Topo

Pareidolia: por que muitos veem 'monstro' em imagem de furacão feita por satélite

A "face da morte": muitos visualizam monstro no foto da Nasa que registrou a passagem do furacão Matthew pelo Haiti - Nasa
A 'face da morte': muitos visualizam monstro no foto da Nasa que registrou a passagem do furacão Matthew pelo Haiti Imagem: Nasa

Fernanda Odilla

De Londres para a BBC Brasil

07/10/2016 13h35

Um monstro? Uma caveira com um sorriso sarcástico? Ou um dinossauro? Uma das imagens do furacão Matthew, feita por satélites da Nasa, pode ser tudo isso ou apenas o registro de cores vibrantes ao redor de uma nuvem cinza. Depende mesmo dos olhos de quem vê.

Trata-se de um fenômeno psicológico que tem nome: pareidolia. Nele, as pessoas reconhecem padrões ou fazem conexões de dados aleatórios com imagens ou objetos.

A palavra tem suas raízes no grego. "Para" significa "junto de", ou "ao lado de"; "eidolon", que ajuda a completá-la, é sinônimo de imagem, figura ou forma.

"É um fenômeno cognitivo, de percepção. Isso significa que o que eu vejo nem sempre é o mesmo que você vê. A pareidolia está ligada a quanto mais se viveu e se viu", afirma o engenheiro brasileiro Maurício Raymundo de Cunto, perito forense e especialista em analisar imagem e som.

Cunto explica que a pareidolia dificilmente se aplica a uma criança de um ano de idade, por exemplo.

"É com o passar dos anos que nós armazenamos informações. O fenômeno fica mais intenso à medida que nosso banco de dados interno cresce e somos capazes de fazer associações", diz o engenheiro. "E há pessoas que têm isso de forma mais intensa."
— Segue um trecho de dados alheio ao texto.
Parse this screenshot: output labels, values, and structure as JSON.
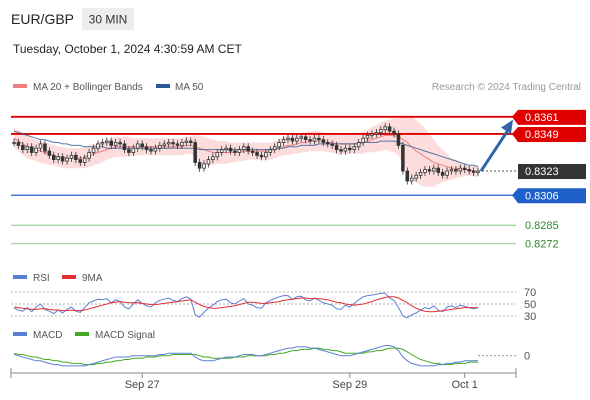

De 'capetossaurus' a um monstro

Nesta semana, a imagem do furacão Matthew viralizou nas redes sociais por sua similaridade com uma cabeça que ostenta um sorriso macabro. Virou. logo, a "face da morte", uma vez que ele deixou um rastro de destruição e mortes pela América Central, em especial no Haiti.

A imagem feita do espaço mostra a tempestade em cores vibrantes, com destaque para o "olho" cercado por densas nuvens que delineiam o que se assemelha com o formato de um crânio de perfil, com dentes.

Na página da BBC Brasil no Facebook, leitores abusaram da criatividade para descrevê-la: muitos viram um como monstro, um dinossauro, o "capeta" e até mesmo um "capetossaurus" - uma mistura entre as duas opções anteriores. Outros visualizaram apenas um amontoado de cores.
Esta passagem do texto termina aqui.